Vanguard’s Founder Calls For Better Fund Governance, Highlights Nine Emerging Issues
In a speech before the Mutual Fund Regulation and Compliance Conference entitled, "Mutual Funds in the Coming Century ... While We're At It, Let's Build A Better World," John Bogle called on the mutual fund industry to heed the Investment Company Act of 1940, which requires that mutual funds be managed in the interest of the fund shareholders, and not in the interest of their managers.
Mr. Bogle also identified "nine vital emerging issues" that he believes the mutual fund industry and the Securities and Exchange Commission (SEC) will have to address in order to ensure that mutual funds are managed and operated in the interest of their shareholders. Those nine issues are:
- Mutual fund management fees - Fees and operating costs incurred by equity funds have risen from $134 million in 1965 to $35 billion in 2003.
- The management fees paid by mutual funds vastly exceed those paid by pension accounts - Large pension funds pay management fees that are a fraction of those paid by mutual funds advised by the same manager.
- Disclosure of mutual fund executive compensation and fund holdings - Mutual fund executives should be held to the same standard of disclosure that applies to other corporate executives.
- Incubator funds - small, privately funded mutual funds not made available to the public - "upwardly bias investors' estimates of fund managers' ability, and thereby attract additional inflows." Mr. Bogle called on the SEC to ban the promotion of returns earned on incubator funds.
- 401(k) plans - Noting that most 401(k) plan arrangements are unregulated, Mr. Bogle said that an investigation of these plans' administrative costs and advisory fees, and the sources of compensation paid to pension consultants should be a "high strategic priority."
- IPO allocations - Mr. Bogle said that it's time for a "comprehensive analysis" to examine if the funds which received allocations of "hot" IPOs in the recent stock market bubble were the funds whose buying power generated such allocations.
- Ownership of mutual fund managers - Mr. Bogle cited the "conglomeratization" of the mutual fund industry as the driving force behind the change in the industry's focus from one of stewardship to one of salesmanship.
- An economic study of the mutual fund industry - Mr. Bogle repeated his call for a comprehensive economic study of the mutual fund industry, focusing on the sources and uses of industry revenue.
- The structure of mutual fund governance - Stating that "Common sense often makes clear what statistics cannot prove," Mr. Bogle said that the SEC should require that mutual fund boards of directors have an independent chairman.

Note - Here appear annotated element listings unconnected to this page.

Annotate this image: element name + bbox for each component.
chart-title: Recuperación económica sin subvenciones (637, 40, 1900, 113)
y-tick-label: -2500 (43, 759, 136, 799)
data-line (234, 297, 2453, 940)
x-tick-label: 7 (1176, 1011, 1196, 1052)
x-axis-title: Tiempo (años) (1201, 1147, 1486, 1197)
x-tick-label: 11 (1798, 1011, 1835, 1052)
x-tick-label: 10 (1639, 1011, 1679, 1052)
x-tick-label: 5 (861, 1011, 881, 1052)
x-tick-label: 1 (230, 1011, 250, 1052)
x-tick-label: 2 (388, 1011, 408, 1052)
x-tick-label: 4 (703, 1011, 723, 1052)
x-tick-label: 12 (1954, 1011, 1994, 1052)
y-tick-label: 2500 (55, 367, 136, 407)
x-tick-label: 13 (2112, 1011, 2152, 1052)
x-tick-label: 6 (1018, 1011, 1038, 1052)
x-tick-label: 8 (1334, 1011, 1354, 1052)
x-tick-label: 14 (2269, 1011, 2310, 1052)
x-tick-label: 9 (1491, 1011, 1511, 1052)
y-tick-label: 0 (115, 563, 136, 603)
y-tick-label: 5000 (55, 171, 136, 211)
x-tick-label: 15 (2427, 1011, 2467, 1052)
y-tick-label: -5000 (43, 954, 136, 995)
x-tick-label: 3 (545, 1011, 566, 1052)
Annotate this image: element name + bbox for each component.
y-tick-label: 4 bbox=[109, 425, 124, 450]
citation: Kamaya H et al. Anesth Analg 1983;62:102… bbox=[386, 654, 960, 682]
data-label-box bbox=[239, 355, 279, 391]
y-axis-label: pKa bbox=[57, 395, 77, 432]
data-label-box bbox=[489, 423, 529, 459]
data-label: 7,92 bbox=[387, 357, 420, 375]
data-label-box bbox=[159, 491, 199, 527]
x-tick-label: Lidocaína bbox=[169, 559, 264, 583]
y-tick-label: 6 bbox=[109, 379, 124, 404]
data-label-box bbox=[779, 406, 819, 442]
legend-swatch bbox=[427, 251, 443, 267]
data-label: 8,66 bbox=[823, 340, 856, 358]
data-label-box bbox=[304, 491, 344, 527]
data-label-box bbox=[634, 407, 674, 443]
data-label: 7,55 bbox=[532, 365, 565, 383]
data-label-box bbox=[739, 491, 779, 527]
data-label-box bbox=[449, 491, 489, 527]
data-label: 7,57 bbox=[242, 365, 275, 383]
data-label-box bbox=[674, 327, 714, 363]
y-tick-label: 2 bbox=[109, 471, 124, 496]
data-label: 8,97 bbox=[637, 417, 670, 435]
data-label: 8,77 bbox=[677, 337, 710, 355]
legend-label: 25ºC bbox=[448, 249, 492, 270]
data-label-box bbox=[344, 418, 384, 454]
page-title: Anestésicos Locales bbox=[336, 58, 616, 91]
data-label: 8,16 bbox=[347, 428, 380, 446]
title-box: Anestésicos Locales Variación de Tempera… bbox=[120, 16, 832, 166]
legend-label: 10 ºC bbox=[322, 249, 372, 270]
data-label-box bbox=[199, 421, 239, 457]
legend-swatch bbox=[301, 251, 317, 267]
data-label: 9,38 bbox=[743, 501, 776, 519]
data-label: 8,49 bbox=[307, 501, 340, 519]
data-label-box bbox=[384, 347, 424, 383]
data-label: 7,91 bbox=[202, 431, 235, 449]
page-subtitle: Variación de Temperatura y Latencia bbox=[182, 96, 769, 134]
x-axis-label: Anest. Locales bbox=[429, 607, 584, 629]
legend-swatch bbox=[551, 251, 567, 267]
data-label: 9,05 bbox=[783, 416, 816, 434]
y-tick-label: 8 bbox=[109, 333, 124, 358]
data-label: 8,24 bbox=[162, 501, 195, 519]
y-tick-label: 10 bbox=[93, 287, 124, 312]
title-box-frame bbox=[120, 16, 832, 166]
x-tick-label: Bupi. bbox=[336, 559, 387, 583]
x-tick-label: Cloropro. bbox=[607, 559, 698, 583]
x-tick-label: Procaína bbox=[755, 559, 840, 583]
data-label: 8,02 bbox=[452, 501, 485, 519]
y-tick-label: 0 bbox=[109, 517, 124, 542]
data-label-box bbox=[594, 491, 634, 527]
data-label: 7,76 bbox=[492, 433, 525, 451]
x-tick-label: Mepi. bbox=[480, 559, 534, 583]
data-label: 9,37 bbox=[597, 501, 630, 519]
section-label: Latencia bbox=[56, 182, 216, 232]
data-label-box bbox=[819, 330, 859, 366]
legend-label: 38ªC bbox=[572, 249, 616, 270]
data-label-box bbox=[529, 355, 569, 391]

In closing, Mr. Bogle noted that the recent mutual fund scandals had demonstrated that, far too often, the fund manager was "driving the mutual fund car," counter to the requirements of the Investment Company Act of 1940. "It's time," he concluded, "to redress the gross imbalance of power between mutual fund managers and mutual fund investors by developing a more shareholder-oriented board structure."